Due avvertenze. L’aggiudicazione del 12 agosto al 2,768% incorpora già una quota dell’attesa di mercato, quindi un rialzo annunciato e previsto non si trasferisce per intero sulle aste successive; e la seconda finestra BOT del mese, il 25 settembre, riguarda la scadenza semestrale, con un capitale impegnato per metà tempo e una commissione diversa. Il confronto avrebbe quindi senso soltanto se fosse tra due collocamenti annuali mentre regge meno con durate disomogenee di titoli di Stato.
BOT vs. conto deposito per la liquidità
Perché un conto deposito vincolato risulti equivalente al BOT annuale aggiudicato al 2,768%, deve offrire il 3,11% lordo annuo. Il divario nasce dal trattamento fiscale, con gli interessi sui depositi bancari assoggettati alla ritenuta del 26% contro il 12,5% dei titoli pubblici.

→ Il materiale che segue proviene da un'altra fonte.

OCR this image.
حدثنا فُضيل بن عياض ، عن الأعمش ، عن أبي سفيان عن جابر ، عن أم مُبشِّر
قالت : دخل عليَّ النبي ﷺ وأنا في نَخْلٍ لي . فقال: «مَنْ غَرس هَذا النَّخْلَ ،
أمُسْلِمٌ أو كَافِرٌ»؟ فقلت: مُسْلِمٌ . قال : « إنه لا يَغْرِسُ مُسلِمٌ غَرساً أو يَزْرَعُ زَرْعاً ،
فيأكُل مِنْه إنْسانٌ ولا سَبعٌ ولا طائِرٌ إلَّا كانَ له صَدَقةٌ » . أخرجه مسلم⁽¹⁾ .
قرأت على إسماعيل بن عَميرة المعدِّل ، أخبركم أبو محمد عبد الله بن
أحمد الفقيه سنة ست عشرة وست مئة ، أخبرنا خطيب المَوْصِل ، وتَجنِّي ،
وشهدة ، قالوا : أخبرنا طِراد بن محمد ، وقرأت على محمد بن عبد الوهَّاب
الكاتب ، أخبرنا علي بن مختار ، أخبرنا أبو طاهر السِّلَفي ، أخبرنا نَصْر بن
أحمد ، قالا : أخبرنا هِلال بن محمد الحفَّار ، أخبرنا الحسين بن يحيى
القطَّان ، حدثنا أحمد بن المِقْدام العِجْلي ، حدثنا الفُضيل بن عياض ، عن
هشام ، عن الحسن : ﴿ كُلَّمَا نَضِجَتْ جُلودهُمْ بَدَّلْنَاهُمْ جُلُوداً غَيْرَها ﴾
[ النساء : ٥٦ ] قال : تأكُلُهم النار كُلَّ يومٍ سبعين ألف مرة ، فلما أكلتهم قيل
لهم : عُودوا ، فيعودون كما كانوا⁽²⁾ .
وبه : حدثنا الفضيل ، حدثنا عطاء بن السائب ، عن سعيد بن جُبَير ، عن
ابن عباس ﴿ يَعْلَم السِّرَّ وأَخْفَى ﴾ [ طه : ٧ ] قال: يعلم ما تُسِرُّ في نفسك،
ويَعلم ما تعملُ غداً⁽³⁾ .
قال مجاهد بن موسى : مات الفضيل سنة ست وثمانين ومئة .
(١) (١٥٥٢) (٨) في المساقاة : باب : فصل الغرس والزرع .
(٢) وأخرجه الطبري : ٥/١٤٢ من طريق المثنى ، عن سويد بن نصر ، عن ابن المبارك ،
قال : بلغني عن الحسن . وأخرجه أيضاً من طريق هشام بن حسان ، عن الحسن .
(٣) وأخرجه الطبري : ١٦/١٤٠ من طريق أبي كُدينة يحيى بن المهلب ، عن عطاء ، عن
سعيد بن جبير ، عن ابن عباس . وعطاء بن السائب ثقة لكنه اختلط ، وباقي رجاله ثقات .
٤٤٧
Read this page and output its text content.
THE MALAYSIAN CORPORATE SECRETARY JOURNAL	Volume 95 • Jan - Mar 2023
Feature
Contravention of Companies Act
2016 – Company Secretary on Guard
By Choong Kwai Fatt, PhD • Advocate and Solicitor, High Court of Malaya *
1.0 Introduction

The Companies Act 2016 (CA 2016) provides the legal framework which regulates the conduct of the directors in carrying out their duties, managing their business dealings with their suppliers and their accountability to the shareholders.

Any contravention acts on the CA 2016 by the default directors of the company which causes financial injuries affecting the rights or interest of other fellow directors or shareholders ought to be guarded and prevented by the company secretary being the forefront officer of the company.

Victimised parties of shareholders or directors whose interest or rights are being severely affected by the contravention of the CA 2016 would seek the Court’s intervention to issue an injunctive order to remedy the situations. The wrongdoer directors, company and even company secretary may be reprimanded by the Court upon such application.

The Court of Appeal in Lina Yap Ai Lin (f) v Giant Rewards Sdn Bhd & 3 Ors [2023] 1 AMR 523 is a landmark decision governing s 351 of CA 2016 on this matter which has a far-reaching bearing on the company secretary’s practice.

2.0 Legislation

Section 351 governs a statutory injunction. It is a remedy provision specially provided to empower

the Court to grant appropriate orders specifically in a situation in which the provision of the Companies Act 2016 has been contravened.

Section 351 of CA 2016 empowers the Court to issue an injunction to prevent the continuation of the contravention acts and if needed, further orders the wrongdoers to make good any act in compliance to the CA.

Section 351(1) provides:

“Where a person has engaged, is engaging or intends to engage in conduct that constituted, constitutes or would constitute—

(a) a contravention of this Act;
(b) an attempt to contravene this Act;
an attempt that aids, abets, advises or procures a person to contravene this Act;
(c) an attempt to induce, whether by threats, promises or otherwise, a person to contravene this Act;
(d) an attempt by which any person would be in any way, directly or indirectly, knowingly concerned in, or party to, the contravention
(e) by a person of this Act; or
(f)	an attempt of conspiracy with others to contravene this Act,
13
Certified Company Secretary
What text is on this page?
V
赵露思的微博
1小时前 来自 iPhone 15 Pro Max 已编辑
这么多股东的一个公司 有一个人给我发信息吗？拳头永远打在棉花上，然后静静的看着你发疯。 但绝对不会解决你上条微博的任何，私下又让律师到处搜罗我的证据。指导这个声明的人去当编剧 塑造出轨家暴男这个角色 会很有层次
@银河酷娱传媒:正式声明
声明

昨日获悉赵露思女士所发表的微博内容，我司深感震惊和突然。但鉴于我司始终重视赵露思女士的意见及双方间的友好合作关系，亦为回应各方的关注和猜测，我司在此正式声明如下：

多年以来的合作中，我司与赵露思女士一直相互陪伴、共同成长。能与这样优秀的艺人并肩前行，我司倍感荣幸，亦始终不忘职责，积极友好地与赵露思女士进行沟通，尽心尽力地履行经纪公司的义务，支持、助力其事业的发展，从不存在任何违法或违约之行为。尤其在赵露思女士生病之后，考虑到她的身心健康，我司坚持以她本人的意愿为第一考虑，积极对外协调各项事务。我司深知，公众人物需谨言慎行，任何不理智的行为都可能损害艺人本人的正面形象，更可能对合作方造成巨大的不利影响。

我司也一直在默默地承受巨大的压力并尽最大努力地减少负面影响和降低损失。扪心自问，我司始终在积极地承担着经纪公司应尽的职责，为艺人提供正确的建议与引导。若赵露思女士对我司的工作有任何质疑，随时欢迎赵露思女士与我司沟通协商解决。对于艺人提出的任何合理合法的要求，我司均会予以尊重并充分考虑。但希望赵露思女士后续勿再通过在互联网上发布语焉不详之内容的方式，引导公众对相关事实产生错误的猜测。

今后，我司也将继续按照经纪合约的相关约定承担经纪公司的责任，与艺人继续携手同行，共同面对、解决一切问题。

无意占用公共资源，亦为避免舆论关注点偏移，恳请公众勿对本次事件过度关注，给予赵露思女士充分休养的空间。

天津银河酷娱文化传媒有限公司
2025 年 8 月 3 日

| Titolo e rendimento di aggiudicazione | Rendimento netto annuo | Tasso lordo equivalente del deposito |
|---|---|---|
| BOT a 105 giorni al 2,472% | 2,018% | 2,727% |
| BOT a 151 giorni al 2,607% | 2,069% | 2,796% |
| BOT annuale al 2,768% | 2,302% | 3,111% |
Le promozioni sui conti deposito raggiungono e superano quelle soglie, e riguardano di regola nuovi clienti, importi entro tetti definiti e vincoli non rinnovabili, mentre sulle giacenze già in essere i tassi applicati scendono. Il vantaggio fiscale del BOT emerge nel confronto con le condizioni ordinarie del mercato bancario.
Un’avvertenza vale per le imprese. L’imposta sostitutiva del 12,5% riguarda le persone fisiche: per le società di capitali lo scarto di emissione concorre alla formazione del reddito d’impresa e sconta l’IRES, quindi il differenziale fiscale che rende il titolo pubblico preferibile al deposito si annulla in bilancio. Sulla tesoreria societaria il confronto va rifatto sui rendimenti lordi e sulla data in cui la liquidità torna disponibile.